Il Times contro Aspen: distruggeva farmaci per aumentare i prezzi

Farmaci | Redazione DottNet | 18/04/2017 17:48

Il piano aveva comportato aumenti in Italia, Spagna, Regno Unito

Dopo i colossi del web il Times di Londra prende di mira con una sua inchiesta 'Big Pharma'. E nel mirino dei giornalisti è finita la Aspen, multinazionale farmaceutica sudafricana, che sarebbe arrivata a minacciare "la distruzione" di scorte di preziosi medicinali anti-cancro come arma di pressione per cercare d'imporre "un aumento del 4.000%" dei prezzi.

Il giornale riferisce il caso di un farmacista italiano che scrisse alla Aspen e al distributore italiano lamentandosi che era costretto a scegliere a quale tra due famiglie con un bambino malato di cancro dare l’unica confezione di farmaco che aveva, come risultato delle mancate forniture da parte dell’azienda.
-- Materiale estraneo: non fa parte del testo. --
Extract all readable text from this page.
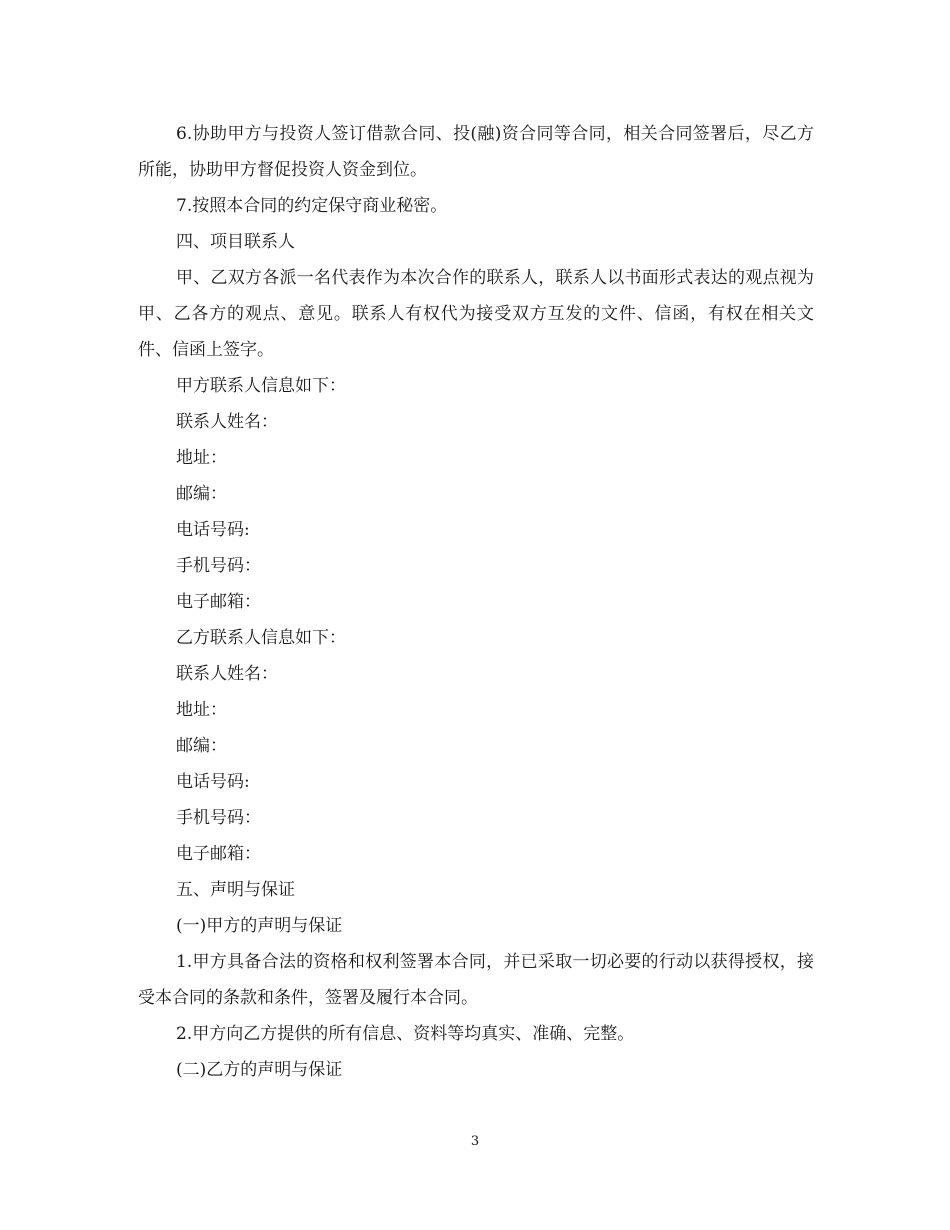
6.协助甲方与投资人签订借款合同、投(融)资合同等合同，相关合同签署后，尽乙方所能，协助甲方督促投资人资金到位。

7.按照本合同的约定保守商业秘密。

四、项目联系人

甲、乙双方各派一名代表作为本次合作的联系人，联系人以书面形式表达的观点视为甲、乙各方的观点、意见。联系人有权代为接受双方互发的文件、信函，有权在相关文件、信函上签字。

甲方联系人信息如下：

联系人姓名：

地址：

邮编：

电话号码:

手机号码：

电子邮箱：

乙方联系人信息如下：

联系人姓名：

地址：

邮编：

电话号码:

手机号码：

电子邮箱：

五、声明与保证

(一)甲方的声明与保证

1.甲方具备合法的资格和权利签署本合同，并已采取一切必要的行动以获得授权，接受本合同的条款和条件，签署及履行本合同。

2.甲方向乙方提供的所有信息、资料等均真实、准确、完整。

(二)乙方的声明与保证

3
E in Spagna, davanti alla iniziale resistenza delle autorità agli aumenti, un dirigente dalla Aspen rispose che se il governo non accettava gli aumenti, "l’unica possibilità" per l’azienda sarebbe stata quella di "donare o distruggere i medicinali". In un’altra email, un funzionario della Aspen osserva che la società avrebbe potuto guadagnare di più vendendo in Spagna i farmaci destinati all’Italia, anche se ciò avrebbe lasciato l’Italia a corto dei medicinali necessari alle cure previste.

Tra il 2012 e il 2014, secondo rivelazioni del Times di Londra, la società discusse la distruzione di forniture di medicinali che possono salvare la vita a pazienti malati di leucemia e di altre forme di cancro del sangue, allo scopo di imporre aumenti fino al 4mila per cento dei prezzi dei prodotti ai propri clienti, tra cui la sanità pubblica italiana, spagnola, britannica e di altri paesi.

  La minaccia della Aspen faceva parte, spiega il Times, di una controversa quanto "aggressiva" strategia a livello europeo che ha coinvolto anche l'Italia. Nell'ottobre 2016 l'Antitrust aveva imposto una multa da 5,2 milioni di euro alla multinazionale colpevole di aver fissato prezzi iniqui con rincari fino al 1500% per farmaci antitumorali.
 
A causa degli aumenti, per esempio, il costo del Busulfan, un medicinale prescritto ai malati di leucemia, in Gran Bretagna è cresciuto da 5 a 65 sterline a confezione nel corso del 2013, un incremento del 1100 per cento. Nel 2009 la Aspen aveva acquistato i diritti per un portafoglio di farmaci oncologici da un altro gigante del settore, la GlaxoSmithKline (Gsk), per 273 milioni di sterline. In cambio, la Gsk ha ricevuto il 16 per cento della Aspen, che da allora ha rivenduto per 1 miliardo e 700 milioni di sterline (oltre 2 miliardi di euro).